The bamboo for our straws is grown on a farm in northern Vietnam, and the straws produced in a nearby local workshop. The workshop began by making other bamboo products for the local market, such as baskets and chopsticks, but they soon jumped at the opportunity of making bamboo straws when they realised how easily the whole stalks of bamboo could be cut to length to make drinking straws.
Hon Mu farm is situated in Thanh Hoa province in the north of Vietnam not too far from the capital of Hanoi. Here the groves of Schizostachyum bamboo are right at home in the humid climate and seasonal downpours. Schizostachyum is a clumping and sometimes climbing species of bamboo, common in south east Asia. The species gets its name from the Greek 'schistos' (cleft) and 'stachys' (spike), referring to the spacing of spikelets.
They propagate rapidly, aided by selective hand-harvesting when the stalks reach the right length and width. Selective harvesting of the right size bamboo from different clumps instead of block harvesting allows the existing clump structure to proliferate, much like the pruning of a herb bush.
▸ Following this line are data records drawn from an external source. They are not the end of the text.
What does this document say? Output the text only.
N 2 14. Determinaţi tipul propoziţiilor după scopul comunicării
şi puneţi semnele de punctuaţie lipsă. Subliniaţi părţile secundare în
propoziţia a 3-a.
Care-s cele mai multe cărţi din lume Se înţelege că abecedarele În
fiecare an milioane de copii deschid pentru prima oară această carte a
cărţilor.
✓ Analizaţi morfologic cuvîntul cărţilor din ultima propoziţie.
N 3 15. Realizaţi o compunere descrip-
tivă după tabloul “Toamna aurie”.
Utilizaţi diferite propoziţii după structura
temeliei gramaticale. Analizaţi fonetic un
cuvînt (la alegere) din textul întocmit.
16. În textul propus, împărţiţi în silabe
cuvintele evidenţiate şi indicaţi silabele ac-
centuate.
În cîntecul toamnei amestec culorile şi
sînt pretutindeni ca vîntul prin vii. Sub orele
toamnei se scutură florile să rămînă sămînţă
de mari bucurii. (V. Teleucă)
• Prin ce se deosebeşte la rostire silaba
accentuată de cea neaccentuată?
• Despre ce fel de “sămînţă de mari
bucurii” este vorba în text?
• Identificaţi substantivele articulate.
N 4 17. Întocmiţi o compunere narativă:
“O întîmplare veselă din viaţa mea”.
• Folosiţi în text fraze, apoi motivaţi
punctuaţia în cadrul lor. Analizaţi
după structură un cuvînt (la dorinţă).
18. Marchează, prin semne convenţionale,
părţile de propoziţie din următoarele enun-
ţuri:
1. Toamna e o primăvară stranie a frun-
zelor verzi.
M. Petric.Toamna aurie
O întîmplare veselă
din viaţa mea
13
These cut stalks are then stacked in bundles to cure in the sun, or if one of the rain storms that are so familiar to the area is in progress, the bundles packed in the smoke house and cured with smoke from a wood fire. Opening a box of straws that have been smoke-cured is a wonderful experience, as the comforting smell transports you right to the workshop itself. The process is 100% natural and no harmful chemicals are used (no anti-mould agent, dyes or bleach).
Once cured, the straws are cut to length with a circular saw and the centers cleaned out with a wire brush. The openings are filed clean and the length of the straw is given a quick pass with fine sandpaper to ensure a smooth finish.
The harvesting on the farm and the production in the workshop employs local people in a rural part of Vietnam where not many employment opportunities are available. Bamboo work like this has been part of the culture in this area for ages, and the skills have been handed down through generations. This work not only ensures sustainable use of a fast growing plant species, but also provides an income for local families in the area.